Quelques minutes s’écoulèrent pendant lesquelles on n’entendit d’autre bruit que le bruissement continu de l’eau du ruisseau sur le sable de son lit et le murmure mystérieux des insectes de toutes sortes cachés dans l’herbe.

Enfin, l’homme étendu sur le sol fit un second mouvement, plus fort que le premier et ouvrit les yeux.

Après avoir promené un regard égaré autour de lui, ses yeux s’attachèrent avec une sorte de fixité étrange sur le grand vieillard, toujours immobile à son côté, et qui l’examinait avec une expression mêlée de compassion ironique et de sombre mélancolie.

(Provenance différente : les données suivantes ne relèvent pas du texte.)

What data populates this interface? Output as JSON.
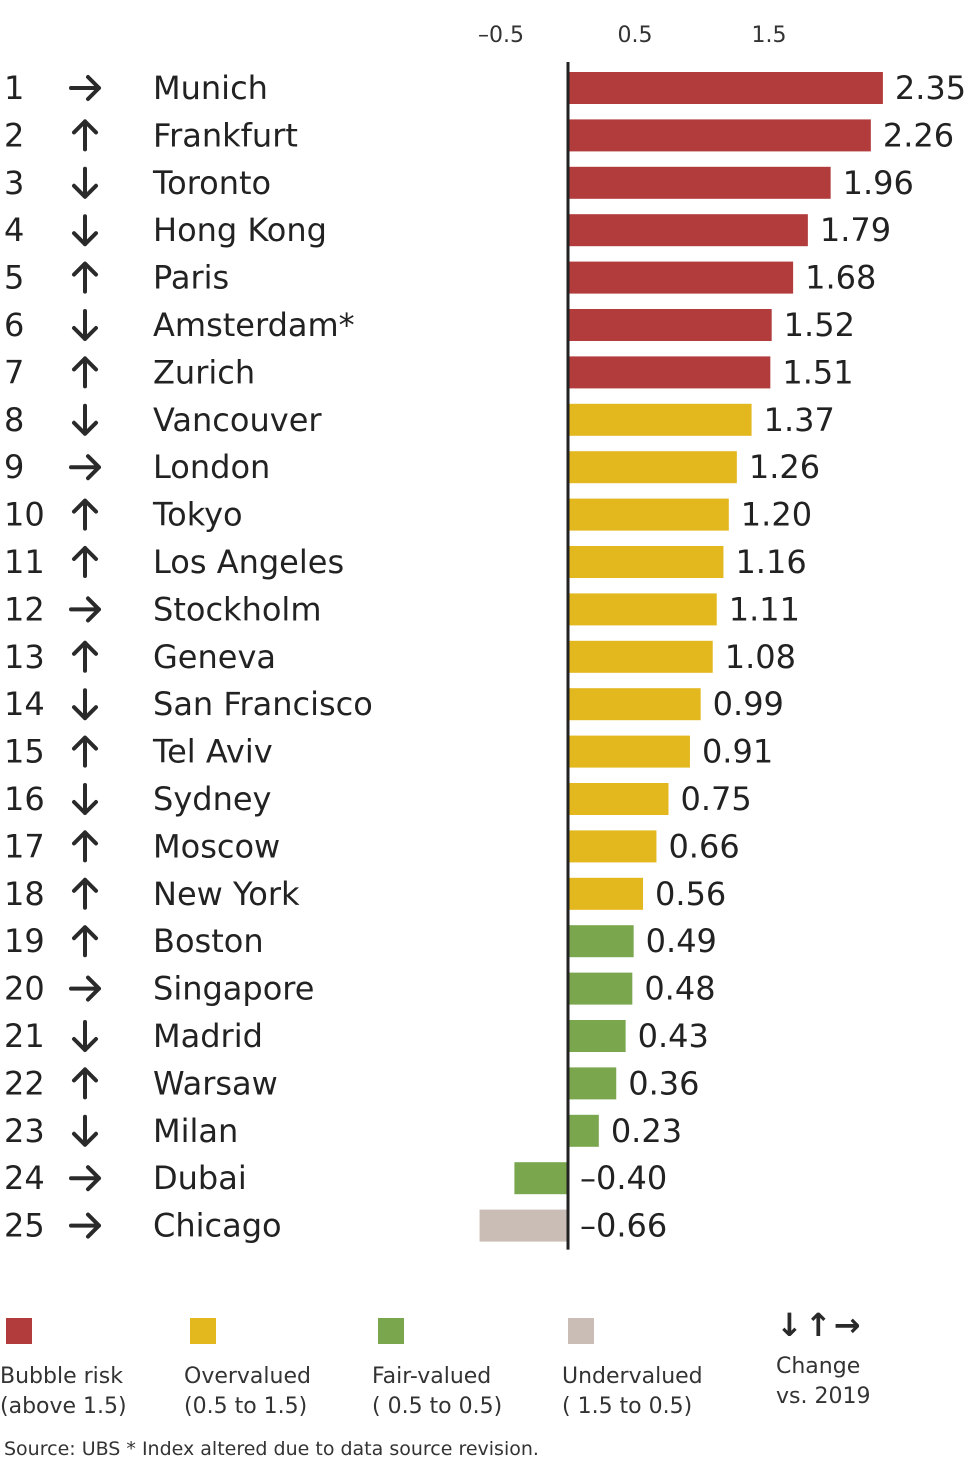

— Merci, murmura-t-il enfin d’une voix faible.

— Merci, de quoi ? répondit durement l’inconnu.

— Merci de m’avoir sauvé la vie, mon frère, reprit le blessé.

— Je ne suis pas votre frère, moine, riposta railleusement l’inconnu ; je suis un hérétique, un gringo, ainsi qu’il vous plaît de nous nommer ; regardez-moi bien, vous ne m’avez pas encore examiné avec soin : n’ai-je pas des cornes à la tête et des pieds de boucs ?

Ces paroles furent prononcés avec un tel accent de sarcasme que le moine demeura un instant confondu.

— Qui donc êtes-vous ? lui demanda-t-il enfin avec une secrète appréhension.

— Que vous importe ? fit l’autre avec un rire de mauvais augure, le diable peut-être.

Le blessé fit un brusque mouvement pour se lever et se signa à plusieurs reprises.